All stressors (physical, emotional, nutritional) affect the brain.) The brain then tells the adrenal glands to produce adrenaline and cortisol. Adrenaline causes your immediate “alarm” response such as increased heart rate, increased blood pressure, rapid breathing and diversion of your blood circulation from the digestive tract to the limbs. This prepares you to fight or flee.
Next, Cortisol is produced secondary to adrenaline. It is the “vigilance” hormone activating the body’s immune system and raising the level of glucose (sugar) in the blood. Glucose provides the energy needed by the muscles to flee or fight. Cortisol drives hunger for more sugar (carbohydrate cravings) and will store consumed sugar as fat if it is not immediately utilized for energy by the muscles or during periods of rest.
When the body is under any kind of stress both adrenaline and cortisol production is markedly increased. Continuous low grade production of cortisol and adrenaline, combined with very high production during times of intense stress, as well as inadequate amounts of downtime for rest and repair, depletes our ability to appropriately respond and wears out the system.
This continous stress can lead to adrenal insufficiency or (“adrenal fatigue”) in which prolonged periods of elevated cortisol are followed by the inability to produce enough. This is often reflected in low DHEA levels. DHEA is another adrenal hormone which can turn itself into cortisol as well as into testosterone. DHEA has many important immune system and cell regenerative functions.
The production of adrenaline and cortisol from the adrenal gland is intricately tied to insulin production from the pancreas. These three, adrenaline, cortisol and insulin, are considered the major hormones in the body, without which you cannot survive. The production of adrenaline, cortisol and insulin markedly influence the production and balance of all other minor hormones.
Estrogen, progesterone, testosterone and thyroid are considered “minor” hormones, because you can actually live a long time without them. You may feel miserable and have health problems related to not having enough, however their deficit won’t kill you. Insulin is utilized to allow glucose (sugar) to pass into individual cells, where it will be burned as a fuel for energy. Production of insulin in turn is related to how much sugar is consumed in the diet, and in what form.

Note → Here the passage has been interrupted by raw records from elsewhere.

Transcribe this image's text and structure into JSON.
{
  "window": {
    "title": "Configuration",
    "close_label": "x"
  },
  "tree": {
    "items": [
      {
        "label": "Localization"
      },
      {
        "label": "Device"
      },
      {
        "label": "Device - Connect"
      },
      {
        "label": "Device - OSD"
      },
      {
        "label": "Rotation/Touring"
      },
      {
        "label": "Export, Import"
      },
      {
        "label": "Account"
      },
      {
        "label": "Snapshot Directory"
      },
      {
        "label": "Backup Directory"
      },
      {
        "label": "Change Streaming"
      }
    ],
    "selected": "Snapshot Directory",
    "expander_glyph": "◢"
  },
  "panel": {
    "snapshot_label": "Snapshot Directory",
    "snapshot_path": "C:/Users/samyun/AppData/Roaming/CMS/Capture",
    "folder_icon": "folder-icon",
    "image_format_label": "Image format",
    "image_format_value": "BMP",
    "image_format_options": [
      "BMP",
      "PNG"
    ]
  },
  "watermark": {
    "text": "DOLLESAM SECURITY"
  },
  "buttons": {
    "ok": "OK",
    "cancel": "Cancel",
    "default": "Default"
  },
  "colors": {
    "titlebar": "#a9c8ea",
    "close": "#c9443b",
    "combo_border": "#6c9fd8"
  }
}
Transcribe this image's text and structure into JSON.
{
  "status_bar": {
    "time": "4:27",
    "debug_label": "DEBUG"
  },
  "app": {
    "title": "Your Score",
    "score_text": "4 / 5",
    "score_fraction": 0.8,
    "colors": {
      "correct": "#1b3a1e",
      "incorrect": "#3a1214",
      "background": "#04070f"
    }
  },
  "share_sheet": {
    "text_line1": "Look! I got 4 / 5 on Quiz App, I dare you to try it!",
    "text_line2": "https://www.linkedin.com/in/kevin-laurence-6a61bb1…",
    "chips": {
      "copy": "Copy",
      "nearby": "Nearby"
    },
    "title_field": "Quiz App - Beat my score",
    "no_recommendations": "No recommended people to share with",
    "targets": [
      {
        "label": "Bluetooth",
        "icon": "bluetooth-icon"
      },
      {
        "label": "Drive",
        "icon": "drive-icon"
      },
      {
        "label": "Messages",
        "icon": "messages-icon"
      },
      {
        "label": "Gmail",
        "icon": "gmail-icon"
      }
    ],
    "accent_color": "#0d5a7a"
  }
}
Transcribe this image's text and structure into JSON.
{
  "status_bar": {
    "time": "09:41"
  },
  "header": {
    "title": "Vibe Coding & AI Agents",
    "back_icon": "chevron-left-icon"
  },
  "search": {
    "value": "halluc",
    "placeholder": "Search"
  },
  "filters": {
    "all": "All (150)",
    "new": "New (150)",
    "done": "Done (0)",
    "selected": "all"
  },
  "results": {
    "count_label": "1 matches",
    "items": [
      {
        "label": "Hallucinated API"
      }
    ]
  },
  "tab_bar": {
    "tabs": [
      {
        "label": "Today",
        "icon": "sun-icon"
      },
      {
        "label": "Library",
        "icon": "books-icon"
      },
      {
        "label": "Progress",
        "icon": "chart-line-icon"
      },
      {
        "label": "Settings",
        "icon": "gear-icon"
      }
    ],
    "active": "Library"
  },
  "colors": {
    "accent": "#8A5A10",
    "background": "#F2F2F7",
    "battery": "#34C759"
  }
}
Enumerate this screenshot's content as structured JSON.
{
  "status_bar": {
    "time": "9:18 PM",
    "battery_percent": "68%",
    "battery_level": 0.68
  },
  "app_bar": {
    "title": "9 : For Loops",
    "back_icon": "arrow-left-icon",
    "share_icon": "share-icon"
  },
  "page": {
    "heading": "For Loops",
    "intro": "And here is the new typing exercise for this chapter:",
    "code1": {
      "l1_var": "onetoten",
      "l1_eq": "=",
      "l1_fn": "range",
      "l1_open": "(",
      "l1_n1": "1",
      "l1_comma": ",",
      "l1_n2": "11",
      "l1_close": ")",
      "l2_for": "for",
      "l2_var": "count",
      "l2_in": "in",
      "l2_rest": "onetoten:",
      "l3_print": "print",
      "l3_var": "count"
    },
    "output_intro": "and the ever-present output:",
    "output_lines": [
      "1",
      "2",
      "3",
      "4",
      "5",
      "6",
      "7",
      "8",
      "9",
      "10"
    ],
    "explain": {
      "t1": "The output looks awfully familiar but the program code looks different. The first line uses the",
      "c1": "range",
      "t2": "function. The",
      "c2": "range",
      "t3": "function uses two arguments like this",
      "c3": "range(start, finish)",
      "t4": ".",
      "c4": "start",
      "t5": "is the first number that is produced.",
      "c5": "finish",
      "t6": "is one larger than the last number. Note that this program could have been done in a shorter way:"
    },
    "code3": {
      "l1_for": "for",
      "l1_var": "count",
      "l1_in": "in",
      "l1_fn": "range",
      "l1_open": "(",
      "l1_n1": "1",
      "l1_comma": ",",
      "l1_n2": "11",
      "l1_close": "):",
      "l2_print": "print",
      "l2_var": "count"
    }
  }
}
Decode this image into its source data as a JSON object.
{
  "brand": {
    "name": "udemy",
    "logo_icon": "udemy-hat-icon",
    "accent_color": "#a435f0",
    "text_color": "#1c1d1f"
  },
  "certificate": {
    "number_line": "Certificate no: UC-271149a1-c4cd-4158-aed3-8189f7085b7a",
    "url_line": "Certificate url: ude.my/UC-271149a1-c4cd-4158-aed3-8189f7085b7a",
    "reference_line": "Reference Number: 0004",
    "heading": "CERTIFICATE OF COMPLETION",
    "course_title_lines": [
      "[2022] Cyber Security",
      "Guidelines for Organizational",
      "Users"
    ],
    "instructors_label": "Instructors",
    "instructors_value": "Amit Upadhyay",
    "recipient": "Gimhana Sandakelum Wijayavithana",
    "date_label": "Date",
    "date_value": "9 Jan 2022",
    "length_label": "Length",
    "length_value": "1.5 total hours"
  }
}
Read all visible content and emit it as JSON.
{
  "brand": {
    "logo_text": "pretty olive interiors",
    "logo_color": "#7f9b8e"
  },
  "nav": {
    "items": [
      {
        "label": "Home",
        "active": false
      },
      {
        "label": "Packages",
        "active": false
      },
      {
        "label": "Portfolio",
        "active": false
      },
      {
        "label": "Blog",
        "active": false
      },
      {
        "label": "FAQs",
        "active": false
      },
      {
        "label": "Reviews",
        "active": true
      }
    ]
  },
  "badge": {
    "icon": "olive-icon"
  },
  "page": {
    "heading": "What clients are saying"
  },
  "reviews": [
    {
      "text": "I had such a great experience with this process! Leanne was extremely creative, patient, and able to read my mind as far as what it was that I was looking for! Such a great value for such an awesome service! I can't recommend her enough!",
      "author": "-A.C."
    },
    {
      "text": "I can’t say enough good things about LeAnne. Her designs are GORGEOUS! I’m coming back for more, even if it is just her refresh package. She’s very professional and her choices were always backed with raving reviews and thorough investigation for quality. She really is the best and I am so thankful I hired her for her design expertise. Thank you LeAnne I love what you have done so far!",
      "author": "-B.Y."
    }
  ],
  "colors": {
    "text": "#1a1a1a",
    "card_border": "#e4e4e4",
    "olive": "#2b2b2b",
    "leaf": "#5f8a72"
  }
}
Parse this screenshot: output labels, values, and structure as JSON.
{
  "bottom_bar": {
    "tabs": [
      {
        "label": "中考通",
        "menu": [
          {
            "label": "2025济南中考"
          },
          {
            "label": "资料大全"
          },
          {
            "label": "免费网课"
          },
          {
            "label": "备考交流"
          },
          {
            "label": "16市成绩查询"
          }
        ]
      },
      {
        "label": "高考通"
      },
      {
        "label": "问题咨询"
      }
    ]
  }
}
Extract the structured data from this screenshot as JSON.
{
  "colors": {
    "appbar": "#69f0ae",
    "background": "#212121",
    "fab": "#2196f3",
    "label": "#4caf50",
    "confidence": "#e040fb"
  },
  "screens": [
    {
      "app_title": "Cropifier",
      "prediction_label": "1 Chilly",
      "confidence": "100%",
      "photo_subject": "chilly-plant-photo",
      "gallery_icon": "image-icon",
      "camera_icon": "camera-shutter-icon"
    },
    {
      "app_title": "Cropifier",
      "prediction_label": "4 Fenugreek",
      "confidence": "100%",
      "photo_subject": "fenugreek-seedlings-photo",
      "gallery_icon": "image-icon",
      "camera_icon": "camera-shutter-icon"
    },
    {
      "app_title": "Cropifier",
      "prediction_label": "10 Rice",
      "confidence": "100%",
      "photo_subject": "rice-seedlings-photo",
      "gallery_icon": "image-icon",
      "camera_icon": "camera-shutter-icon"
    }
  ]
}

As you can see, all of the hormonal systems are related to one another. Creating balance in the body first requires addressing the health of the major hormones. Balanced Health & Beauty begins with measuring both major and minor hormones through blood testing as well as checking for routine labs that are important for over all health. The initial panel of labs includes: TSH, T4, T3, DHEA Sulfate, Testosterone (total and free), Progesterone & Estradiol (female patients), Total PSA (male patients), Lipid Panel, CBC, Basic Metabolic Panel
Diet, adequate rest, nutrients, gently exercise, lifestyle changes and tools for managing stress are the keys to recovery from adrenal fatigue and improving overall hormonal balance, well being, vitality and long term health. Physical movement plays a key role. We can make the choice to move our bodies. Walk off the stresses of the day, run, bike, swim, dance etc. Move that stressful energy so it doesn’t get stuck and stored as fat!!
Recovery means taking good care of yourself. In addition to consuming high quality foods and taking supplements, you also need to make lifestyle changes. The diagnosis and treatment of adrenal fatigue and chronic fatigue syndrome requires an integrative, functional medicine, holistic approach. that is not alternative therapy, really it’s imperative!